À l'heure actuelle, la majorité des champs de maïs et de soya au Canada sont des cultivars auxquels on a ajouté un gène d'origine bactérienne, lequel a pour effet de neutraliser un herbicide nommé glyphosate. Les fermiers qui en cultivent peuvent donc éradiquer facilement les mauvaises herbes sans nuire à leurs récoltes. Cependant, quelques espèces sauvages ont développé, ces dernières années, une résistance au glyphosate, et l'industrie cherche des produits de remplacement.

D'où l'intérêt pour le 2,4-D, ou «acide (2,4-dichlorophénoxy) acétique», un herbicide connu depuis longtemps - depuis l'Agent orange, en fait, dont il était un des ingrédients -, qui s'attaque aux plantes faisant des feuilles larges. Santé Canada et l'Agence canadienne d'inspection des aliments ont approuvé en octobre des cultivars de maïs et de soya résistants au 2,4-D, développés par la multinationale Dow, quelques mois après que les autorités américaines eurent fait de même.

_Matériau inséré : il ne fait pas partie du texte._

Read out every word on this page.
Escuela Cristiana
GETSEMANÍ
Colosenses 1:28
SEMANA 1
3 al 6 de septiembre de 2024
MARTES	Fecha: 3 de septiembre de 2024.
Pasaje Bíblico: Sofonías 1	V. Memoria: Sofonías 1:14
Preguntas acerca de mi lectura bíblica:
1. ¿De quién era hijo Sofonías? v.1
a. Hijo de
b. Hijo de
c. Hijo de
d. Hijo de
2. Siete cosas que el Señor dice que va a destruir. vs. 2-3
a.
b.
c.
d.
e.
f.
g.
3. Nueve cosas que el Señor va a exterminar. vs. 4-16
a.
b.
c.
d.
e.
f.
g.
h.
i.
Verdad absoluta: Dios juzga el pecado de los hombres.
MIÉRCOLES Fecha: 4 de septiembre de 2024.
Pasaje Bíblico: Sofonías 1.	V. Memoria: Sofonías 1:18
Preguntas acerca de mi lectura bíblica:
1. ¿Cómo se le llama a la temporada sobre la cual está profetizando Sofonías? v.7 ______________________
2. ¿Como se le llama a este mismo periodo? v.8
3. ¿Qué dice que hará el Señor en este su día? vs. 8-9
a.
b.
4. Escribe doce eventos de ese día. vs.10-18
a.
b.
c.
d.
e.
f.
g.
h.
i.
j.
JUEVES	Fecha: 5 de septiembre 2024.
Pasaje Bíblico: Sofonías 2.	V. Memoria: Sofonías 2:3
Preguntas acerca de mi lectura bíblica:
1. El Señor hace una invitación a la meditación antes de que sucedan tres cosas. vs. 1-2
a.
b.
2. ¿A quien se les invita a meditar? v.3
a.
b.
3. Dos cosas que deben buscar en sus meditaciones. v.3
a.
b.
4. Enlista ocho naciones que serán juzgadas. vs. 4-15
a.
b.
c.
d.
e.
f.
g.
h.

Pour Mme Gingras, c'est une triste boucle qui vient de se boucler. «Quand on a commencé à faire de l'agriculture avec des OGM, on nous disait que ça permettrait d'utiliser des pesticides moins toxiques [le glyphosate l'est relativement peu, ndlr] que les anciens pesticides, dont le 2,4-D fait partie!»

Cancérigène

Le communiqué de presse diffusé lundi, cosigné par Nature Québec, Équiterre, Vigilance OGM, le Réseau canadien d'action sur les biotechnologies, l'Association canadienne des médecins pour l'environnement et Prevent Cancer Now, mentionne également des risques pour la santé, alléguant plusieurs fois que le 2,4-D serait cancérigène. Notons toutefois à ce sujet que plusieurs instances, dont Santé Canada, l'Institut national de la Santé publique et le ministère américain de l'Environnement (EPA), ont révisé récemment les données scientifiques sur cette question et ont conclu que rien ne permet de l'affirmer. D'autres effets demeurent tout de même possibles, le 2,4-D étant soupçonné d'être un perturbateur endocrinien et de nuire à la fertilité - mais seulement à des doses que les autorités jugent impossibles à atteindre si l'herbicide est utilisé dans les règles de l'art.

La militante et biochimiste Meg Sears, de Prevent Cancer Now, persiste toutefois à croire que Santé Canada sous-estime les dangers du 2,4-D, molécule qui peut se présenter sous plusieurs formes n'ayant pas toutes les mêmes effets sur la santé. Et puis, dit-elle, «le 2,4-D voyage beaucoup, il se vaporise facilement, alors il n'y a personne qui n'y est pas exposé», ce qui expliquerait pourquoi la recherche scientifique ne lui a trouvé que des effets faibles ou nuls.